If it only was that easy. Experience has shown that the only reliable way is to run heuristics against the first few lines of the file.

There are office programs that save CSV with the proper comma delimiter regardless of the locale.

There are people who run non-local locales for various good reasons.

There are technically savvy people who have to deal with CSV shenanigans and can and will send it with the proper comma delimiter.


It could, but it doesn't want to. The whole MS Office dominance came into being by making sure other tools can't properly open documents created by MS tools; plus being able to open standard formats but creating small incompatibilities all around, so that you share the document in MS format instead.


Probably Microsoft treats a pure-text, simply specified, human-readable and editable spreadsheet format that fosters interoperability with competing software as an existential threat.


This. I got burnt by the encoding and other issues with CSV in Excel back in the day, I've only used LibreOffice Calc (on Linux) for viewing / editing CSVs for many years now, it's almost always a trouble-free experience.
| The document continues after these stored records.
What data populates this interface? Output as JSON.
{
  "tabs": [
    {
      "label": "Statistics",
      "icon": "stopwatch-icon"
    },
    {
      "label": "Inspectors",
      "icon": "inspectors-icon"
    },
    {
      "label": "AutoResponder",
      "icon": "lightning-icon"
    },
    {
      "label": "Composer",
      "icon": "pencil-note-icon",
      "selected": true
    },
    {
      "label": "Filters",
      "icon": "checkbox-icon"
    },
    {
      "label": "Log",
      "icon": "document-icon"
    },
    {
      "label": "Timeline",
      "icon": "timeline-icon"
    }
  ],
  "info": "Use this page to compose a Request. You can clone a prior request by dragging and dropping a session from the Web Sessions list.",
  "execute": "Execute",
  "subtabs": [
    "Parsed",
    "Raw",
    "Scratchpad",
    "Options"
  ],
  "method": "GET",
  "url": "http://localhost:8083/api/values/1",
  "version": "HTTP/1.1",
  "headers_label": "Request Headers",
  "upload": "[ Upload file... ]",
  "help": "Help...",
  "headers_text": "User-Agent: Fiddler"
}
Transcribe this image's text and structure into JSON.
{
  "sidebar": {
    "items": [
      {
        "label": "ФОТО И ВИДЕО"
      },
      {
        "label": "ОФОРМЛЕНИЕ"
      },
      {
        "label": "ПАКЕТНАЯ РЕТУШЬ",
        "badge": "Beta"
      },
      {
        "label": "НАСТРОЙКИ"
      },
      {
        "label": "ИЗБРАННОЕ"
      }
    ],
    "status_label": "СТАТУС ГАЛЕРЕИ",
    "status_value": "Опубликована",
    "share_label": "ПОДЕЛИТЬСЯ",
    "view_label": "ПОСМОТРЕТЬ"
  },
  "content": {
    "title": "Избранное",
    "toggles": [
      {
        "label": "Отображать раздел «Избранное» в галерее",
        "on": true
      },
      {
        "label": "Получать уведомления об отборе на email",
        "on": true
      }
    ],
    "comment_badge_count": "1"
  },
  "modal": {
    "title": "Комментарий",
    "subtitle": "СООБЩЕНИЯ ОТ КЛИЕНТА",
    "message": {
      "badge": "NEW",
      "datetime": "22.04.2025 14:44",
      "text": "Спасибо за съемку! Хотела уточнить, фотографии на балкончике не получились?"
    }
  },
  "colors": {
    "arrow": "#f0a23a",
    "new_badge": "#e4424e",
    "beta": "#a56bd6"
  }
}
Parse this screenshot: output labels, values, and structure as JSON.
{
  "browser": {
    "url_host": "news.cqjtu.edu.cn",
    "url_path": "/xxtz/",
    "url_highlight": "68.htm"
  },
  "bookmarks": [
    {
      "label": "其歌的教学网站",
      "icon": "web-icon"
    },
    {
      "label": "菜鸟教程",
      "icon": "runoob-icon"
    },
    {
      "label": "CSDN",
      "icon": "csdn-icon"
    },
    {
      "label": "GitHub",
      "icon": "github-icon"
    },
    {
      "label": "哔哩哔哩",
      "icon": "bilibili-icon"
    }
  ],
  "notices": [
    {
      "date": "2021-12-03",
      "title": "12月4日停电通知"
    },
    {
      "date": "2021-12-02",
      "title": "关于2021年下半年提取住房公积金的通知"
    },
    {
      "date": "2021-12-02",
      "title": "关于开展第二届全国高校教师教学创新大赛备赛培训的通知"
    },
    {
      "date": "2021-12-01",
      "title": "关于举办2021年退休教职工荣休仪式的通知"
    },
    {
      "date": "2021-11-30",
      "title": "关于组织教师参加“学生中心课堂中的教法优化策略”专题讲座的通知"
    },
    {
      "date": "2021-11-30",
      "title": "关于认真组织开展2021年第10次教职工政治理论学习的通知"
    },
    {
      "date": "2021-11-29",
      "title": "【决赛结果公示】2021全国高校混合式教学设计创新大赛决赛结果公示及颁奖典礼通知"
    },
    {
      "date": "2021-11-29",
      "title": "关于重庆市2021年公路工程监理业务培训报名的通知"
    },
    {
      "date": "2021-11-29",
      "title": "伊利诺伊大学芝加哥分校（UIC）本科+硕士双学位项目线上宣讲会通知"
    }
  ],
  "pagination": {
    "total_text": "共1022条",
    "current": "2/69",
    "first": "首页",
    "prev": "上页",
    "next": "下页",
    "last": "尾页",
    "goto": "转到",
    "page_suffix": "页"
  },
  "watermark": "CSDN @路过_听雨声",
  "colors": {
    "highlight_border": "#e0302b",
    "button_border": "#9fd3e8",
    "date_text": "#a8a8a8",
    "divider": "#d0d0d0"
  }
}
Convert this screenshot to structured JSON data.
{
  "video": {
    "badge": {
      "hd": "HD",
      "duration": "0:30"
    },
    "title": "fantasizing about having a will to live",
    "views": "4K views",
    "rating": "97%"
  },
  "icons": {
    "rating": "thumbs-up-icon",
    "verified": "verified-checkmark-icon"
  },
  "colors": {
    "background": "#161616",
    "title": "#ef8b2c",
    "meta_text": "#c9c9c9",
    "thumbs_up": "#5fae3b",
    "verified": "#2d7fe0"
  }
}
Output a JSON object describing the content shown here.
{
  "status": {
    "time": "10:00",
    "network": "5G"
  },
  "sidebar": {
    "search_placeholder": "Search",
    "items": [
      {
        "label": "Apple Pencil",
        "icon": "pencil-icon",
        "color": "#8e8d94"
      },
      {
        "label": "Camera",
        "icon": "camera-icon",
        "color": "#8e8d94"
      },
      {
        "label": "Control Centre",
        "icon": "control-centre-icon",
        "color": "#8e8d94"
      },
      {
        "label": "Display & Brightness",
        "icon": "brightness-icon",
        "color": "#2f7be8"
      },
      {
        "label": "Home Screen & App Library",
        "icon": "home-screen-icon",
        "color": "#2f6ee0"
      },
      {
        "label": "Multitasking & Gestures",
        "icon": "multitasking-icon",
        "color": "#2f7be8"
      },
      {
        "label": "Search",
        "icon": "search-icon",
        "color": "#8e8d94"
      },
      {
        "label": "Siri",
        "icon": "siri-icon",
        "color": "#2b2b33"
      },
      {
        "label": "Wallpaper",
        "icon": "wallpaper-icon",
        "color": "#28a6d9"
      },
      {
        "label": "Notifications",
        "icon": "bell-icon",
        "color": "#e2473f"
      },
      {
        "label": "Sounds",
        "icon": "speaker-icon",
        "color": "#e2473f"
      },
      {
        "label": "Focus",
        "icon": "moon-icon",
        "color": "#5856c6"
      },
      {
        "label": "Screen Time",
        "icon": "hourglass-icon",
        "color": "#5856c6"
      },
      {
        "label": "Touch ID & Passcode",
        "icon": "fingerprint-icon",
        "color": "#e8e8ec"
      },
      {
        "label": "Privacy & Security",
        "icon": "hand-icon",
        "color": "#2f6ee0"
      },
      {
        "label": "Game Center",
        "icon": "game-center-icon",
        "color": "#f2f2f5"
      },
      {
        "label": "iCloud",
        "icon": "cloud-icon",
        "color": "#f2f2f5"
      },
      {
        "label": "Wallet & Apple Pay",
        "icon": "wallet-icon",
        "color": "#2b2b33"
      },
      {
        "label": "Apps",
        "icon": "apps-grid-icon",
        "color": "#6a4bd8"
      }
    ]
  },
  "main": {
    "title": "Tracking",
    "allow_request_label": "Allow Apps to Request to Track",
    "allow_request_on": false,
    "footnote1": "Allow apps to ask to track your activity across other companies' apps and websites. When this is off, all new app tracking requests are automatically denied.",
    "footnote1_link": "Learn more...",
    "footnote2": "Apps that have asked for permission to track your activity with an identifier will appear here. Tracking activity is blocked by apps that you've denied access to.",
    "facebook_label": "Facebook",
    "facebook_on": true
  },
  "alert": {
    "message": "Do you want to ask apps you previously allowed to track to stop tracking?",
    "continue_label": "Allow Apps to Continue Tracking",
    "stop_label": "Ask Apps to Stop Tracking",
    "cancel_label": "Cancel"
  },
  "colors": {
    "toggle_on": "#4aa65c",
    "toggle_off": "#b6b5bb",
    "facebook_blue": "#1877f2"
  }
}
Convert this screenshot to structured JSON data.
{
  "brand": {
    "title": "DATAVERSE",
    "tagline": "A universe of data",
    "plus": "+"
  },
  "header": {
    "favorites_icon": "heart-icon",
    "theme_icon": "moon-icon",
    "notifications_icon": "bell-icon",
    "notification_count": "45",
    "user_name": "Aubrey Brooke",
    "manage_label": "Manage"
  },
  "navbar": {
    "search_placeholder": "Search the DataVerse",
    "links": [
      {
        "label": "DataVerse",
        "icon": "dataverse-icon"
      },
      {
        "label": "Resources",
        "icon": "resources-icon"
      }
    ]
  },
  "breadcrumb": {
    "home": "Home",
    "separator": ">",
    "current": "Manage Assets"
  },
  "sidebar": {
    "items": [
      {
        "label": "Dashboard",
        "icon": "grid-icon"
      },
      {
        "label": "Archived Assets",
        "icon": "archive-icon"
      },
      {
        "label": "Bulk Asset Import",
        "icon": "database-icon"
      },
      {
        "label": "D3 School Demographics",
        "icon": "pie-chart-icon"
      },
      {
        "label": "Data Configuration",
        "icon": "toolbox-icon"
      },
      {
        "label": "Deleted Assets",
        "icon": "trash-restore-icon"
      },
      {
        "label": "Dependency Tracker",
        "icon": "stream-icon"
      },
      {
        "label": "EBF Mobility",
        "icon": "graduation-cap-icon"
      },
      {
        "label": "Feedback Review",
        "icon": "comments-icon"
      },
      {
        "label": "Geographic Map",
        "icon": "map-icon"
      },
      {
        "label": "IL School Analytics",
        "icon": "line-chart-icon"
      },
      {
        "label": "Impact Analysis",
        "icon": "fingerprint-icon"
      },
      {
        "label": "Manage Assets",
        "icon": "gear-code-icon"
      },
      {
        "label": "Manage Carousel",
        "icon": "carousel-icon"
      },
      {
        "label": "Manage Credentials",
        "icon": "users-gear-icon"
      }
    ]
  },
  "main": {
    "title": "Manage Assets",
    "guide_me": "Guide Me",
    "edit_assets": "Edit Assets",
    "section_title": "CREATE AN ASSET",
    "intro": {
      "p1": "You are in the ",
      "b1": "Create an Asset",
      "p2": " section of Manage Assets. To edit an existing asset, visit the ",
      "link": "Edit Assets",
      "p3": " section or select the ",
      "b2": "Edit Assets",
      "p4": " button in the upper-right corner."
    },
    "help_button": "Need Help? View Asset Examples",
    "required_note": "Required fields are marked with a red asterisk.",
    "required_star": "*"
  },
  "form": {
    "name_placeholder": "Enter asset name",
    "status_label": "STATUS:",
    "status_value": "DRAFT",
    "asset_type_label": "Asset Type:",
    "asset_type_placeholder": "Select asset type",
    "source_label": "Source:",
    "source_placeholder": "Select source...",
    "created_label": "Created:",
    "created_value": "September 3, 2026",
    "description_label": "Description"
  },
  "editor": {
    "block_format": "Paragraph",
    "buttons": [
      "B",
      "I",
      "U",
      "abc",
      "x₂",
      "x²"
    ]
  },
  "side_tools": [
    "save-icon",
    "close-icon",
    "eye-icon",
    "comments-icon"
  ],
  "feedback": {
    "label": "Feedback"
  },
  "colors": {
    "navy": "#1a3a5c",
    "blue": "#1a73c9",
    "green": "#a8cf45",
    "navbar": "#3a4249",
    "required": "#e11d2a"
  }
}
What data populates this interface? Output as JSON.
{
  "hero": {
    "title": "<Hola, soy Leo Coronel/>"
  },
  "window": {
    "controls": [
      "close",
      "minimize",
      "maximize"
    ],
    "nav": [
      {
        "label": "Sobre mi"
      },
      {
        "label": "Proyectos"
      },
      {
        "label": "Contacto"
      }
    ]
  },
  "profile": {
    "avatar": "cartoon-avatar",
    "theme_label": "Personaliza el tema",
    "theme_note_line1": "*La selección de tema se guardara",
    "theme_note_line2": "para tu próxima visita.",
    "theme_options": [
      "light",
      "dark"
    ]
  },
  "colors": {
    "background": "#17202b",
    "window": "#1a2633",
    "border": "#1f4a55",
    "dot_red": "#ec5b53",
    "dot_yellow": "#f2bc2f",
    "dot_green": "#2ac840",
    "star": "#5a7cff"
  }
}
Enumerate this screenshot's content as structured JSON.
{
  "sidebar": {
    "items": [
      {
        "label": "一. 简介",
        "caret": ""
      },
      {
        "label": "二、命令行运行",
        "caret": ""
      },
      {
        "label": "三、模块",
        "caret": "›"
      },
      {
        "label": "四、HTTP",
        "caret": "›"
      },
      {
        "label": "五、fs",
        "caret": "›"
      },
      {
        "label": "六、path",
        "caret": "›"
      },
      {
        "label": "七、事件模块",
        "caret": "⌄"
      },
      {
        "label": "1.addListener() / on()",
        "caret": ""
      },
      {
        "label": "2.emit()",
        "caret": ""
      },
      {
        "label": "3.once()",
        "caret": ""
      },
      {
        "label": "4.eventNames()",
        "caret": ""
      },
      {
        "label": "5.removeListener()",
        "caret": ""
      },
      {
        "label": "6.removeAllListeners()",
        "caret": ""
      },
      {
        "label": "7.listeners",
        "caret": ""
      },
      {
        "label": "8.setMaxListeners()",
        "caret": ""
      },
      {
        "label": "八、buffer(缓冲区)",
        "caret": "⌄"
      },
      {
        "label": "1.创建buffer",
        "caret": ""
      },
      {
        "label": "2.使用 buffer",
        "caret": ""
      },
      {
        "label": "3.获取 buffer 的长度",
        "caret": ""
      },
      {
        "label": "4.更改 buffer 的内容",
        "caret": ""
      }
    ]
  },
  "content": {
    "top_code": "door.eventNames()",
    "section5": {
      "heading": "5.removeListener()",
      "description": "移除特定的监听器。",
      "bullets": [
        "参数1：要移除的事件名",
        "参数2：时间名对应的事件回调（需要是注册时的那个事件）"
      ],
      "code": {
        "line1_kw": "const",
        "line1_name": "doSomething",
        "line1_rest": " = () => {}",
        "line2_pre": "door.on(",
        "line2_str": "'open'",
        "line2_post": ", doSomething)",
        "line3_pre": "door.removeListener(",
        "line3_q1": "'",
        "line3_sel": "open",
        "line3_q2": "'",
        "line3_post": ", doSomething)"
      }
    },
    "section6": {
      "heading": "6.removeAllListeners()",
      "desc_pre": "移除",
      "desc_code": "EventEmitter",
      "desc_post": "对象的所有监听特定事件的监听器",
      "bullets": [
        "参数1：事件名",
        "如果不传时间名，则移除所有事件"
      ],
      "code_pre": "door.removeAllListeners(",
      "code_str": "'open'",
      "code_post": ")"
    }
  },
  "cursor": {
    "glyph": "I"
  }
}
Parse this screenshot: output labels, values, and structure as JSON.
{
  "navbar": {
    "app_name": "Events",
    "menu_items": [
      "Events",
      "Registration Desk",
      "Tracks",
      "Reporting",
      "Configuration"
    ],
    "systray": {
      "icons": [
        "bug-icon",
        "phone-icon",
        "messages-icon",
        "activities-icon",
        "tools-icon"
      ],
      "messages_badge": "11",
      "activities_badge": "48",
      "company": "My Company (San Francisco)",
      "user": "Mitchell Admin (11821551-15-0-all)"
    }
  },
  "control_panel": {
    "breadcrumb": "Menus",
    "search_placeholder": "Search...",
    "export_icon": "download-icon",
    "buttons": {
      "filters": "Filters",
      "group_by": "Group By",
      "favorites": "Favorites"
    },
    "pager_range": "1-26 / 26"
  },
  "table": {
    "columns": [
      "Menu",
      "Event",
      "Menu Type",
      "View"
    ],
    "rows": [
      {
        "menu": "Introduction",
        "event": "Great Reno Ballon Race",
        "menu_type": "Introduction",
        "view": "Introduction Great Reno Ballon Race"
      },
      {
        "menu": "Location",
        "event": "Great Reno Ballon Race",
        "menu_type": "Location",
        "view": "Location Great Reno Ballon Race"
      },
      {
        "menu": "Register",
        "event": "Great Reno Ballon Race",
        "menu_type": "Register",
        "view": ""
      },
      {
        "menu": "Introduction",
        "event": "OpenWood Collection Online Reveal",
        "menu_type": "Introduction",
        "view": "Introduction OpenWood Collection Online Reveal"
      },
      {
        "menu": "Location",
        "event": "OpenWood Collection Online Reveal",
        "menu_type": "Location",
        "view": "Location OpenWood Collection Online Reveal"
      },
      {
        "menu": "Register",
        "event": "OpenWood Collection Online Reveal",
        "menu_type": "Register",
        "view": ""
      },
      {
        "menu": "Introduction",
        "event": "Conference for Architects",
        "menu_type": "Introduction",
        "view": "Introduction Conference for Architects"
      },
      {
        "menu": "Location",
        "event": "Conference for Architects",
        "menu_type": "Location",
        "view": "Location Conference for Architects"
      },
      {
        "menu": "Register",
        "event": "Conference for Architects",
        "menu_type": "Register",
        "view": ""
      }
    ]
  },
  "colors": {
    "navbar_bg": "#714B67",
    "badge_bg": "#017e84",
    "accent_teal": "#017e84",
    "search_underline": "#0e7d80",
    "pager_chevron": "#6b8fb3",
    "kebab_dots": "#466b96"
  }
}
Fortunately I don't deal much with CSVs that Excel-wielding non-devs also need to open these days - I assume that, for most folks, that's the source of most of their CSV woes.


I just wish Excel was a little less bad about copy-pasting CSVs as well. Every single time, without fail, it dumps them into a single column. Every single time I use "text to columns" it has insane defaults where it's fixed-width instead of delimited by, you know, commas. So I change that and finally it's fixed.

Then I go do it somewhere else and have to set it up all over again. Drives me nuts. How the default behavior isn't to just put them in the way you'd expect is mind-boggling.


Search and replace + text to columns after the fact works fine.